* Second-quarter revenue $673 million vs estimated $633.8 million
* Earnings/share $0.63 vs. estimated $0.56
* Expects third-quarter revenue $690-$750 million
* Expects third-quarter earnings $0.76-$0.96/share
* Shares up 4 percent, after-market
Jan 24 (Reuters) - Chip equipment maker KLA-Tencor Corp gave a strong outlook after its second-quarter results convincingly beat analysts' estimates on sustained demand from semiconductor companies.
Shares of the company, whose products help measure the effectiveness of complicated manufacturing processes and reduce defects essential for chipmakers implementing challenging new technologies, rose 4 percent in extended trading after closing at $51.97 on the Nasdaq on Thursday.
Booming sales of smartphones and tablets have fueled the capital spending by chipmakers boosting orders for equipment used in semiconductor assembly.
The company said it expects a profit of between 76 and 96 cents per share on revenue of between $690 million and $750 million in the third quarter.
Analysts were expecting a 81 cents per share profit on $708.9 million in revenue, according to Thomson Reuters I/B/E/S.
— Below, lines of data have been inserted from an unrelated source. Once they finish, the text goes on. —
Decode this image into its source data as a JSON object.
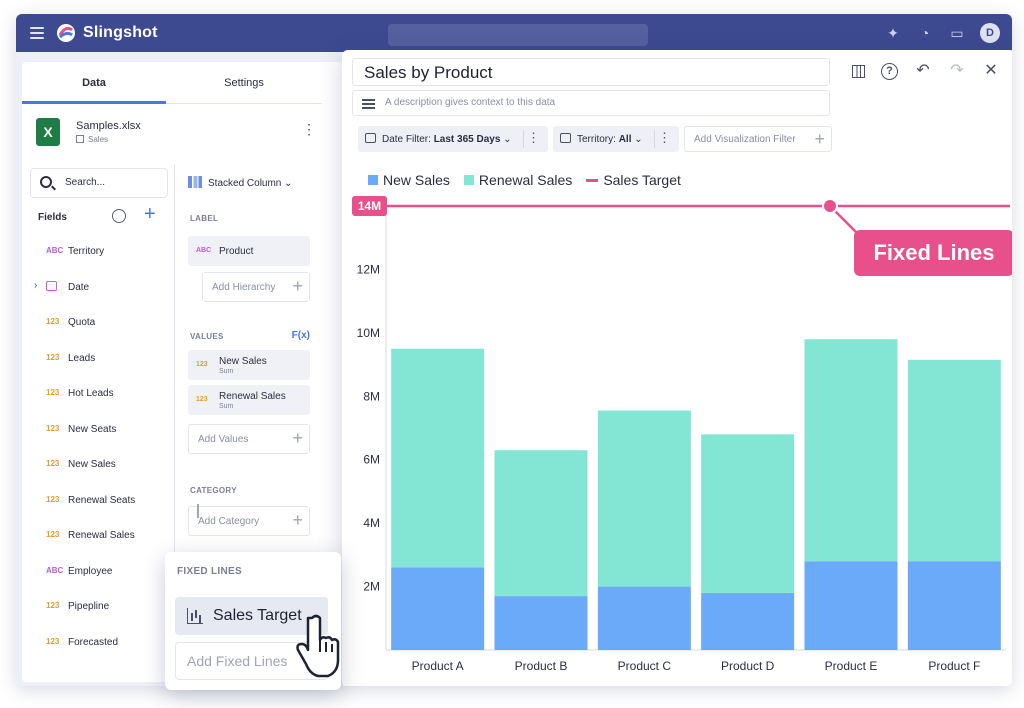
{
  "app": {
    "brand": "Slingshot",
    "avatar_initial": "D"
  },
  "left_panel": {
    "tabs": [
      {
        "label": "Data",
        "active": true
      },
      {
        "label": "Settings",
        "active": false
      }
    ],
    "file": {
      "name": "Samples.xlsx",
      "sheet": "Sales",
      "icon_letter": "X"
    },
    "search": {
      "placeholder": "Search..."
    },
    "fields_header": "Fields",
    "fields": [
      {
        "type": "ABC",
        "name": "Territory"
      },
      {
        "type": "date",
        "name": "Date",
        "expandable": true
      },
      {
        "type": "123",
        "name": "Quota"
      },
      {
        "type": "123",
        "name": "Leads"
      },
      {
        "type": "123",
        "name": "Hot Leads"
      },
      {
        "type": "123",
        "name": "New Seats"
      },
      {
        "type": "123",
        "name": "New Sales"
      },
      {
        "type": "123",
        "name": "Renewal Seats"
      },
      {
        "type": "123",
        "name": "Renewal Sales"
      },
      {
        "type": "ABC",
        "name": "Employee"
      },
      {
        "type": "123",
        "name": "Pipepline"
      },
      {
        "type": "123",
        "name": "Forecasted"
      }
    ],
    "config": {
      "chart_type": "Stacked Column",
      "label_header": "LABEL",
      "label_item": {
        "type": "ABC",
        "name": "Product"
      },
      "add_hierarchy": "Add Hierarchy",
      "values_header": "VALUES",
      "fx_label": "F(x)",
      "values": [
        {
          "type": "123",
          "name": "New Sales",
          "agg": "Sum"
        },
        {
          "type": "123",
          "name": "Renewal Sales",
          "agg": "Sum"
        }
      ],
      "add_values": "Add Values",
      "category_header": "CATEGORY",
      "add_category": "Add Category"
    }
  },
  "viz": {
    "title": "Sales by Product",
    "description_placeholder": "A description gives context to this data",
    "filters": [
      {
        "label": "Date Filter:",
        "value": "Last 365 Days"
      },
      {
        "label": "Territory:",
        "value": "All"
      }
    ],
    "add_filter": "Add Visualization Filter",
    "callout": "Fixed Lines",
    "target_badge": "14M"
  },
  "fixed_lines_popup": {
    "header": "FIXED LINES",
    "item": "Sales Target",
    "add": "Add Fixed Lines"
  },
  "colors": {
    "new_sales": "#6aaaf9",
    "renewal_sales": "#83e6d4",
    "target": "#e8508c",
    "accent": "#4a78e0",
    "topbar": "#3d4a8f"
  },
  "chart_data": {
    "type": "bar",
    "stacked": true,
    "categories": [
      "Product A",
      "Product B",
      "Product C",
      "Product D",
      "Product E",
      "Product F"
    ],
    "series": [
      {
        "name": "New Sales",
        "values": [
          2.6,
          1.7,
          2.0,
          1.8,
          2.8,
          2.8
        ]
      },
      {
        "name": "Renewal Sales",
        "values": [
          6.9,
          4.6,
          5.55,
          5.0,
          7.0,
          6.35
        ]
      }
    ],
    "fixed_line": {
      "name": "Sales Target",
      "value": 14
    },
    "y_ticks": [
      "2M",
      "4M",
      "6M",
      "8M",
      "10M",
      "12M"
    ],
    "y_tick_values": [
      2,
      4,
      6,
      8,
      10,
      12
    ],
    "ylim": [
      0,
      14
    ],
    "legend_position": "top-left",
    "grid": false
  }
}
"Definitely seems like they've benefited from TSMC's capex spend. And when you look at Intel and some of the other foundries, they stand to book some more orders there," Morningstar analyst Andy NG said.
KLA Tencor said it expects $690 million to $750 million in bookings, up from between $550 million and $750 million it projected for the second quarter.
Top chipmaker Intel Corp said last week that its annual capital spending would increase to $13 billion from $11 billion. Much of that spending will go toward cutting-edge production lines due to ramp up next year.
Leading contract chipmaker TSMC said last month that it will boost its annual capital spending to a record $9 billion from $8.3 billion.
KLA Tencor's net income fell to $107 million, or 63 cents per share, from $122 million, or 72 cents per share, a year earlier, hurt by higher costs. Revenue rose to $673 million from $642 million.
Analysts on average were expecting a profit of 56 cents per share on $633.8 million in revenue, according to Thomson Reuters I/B/E/S.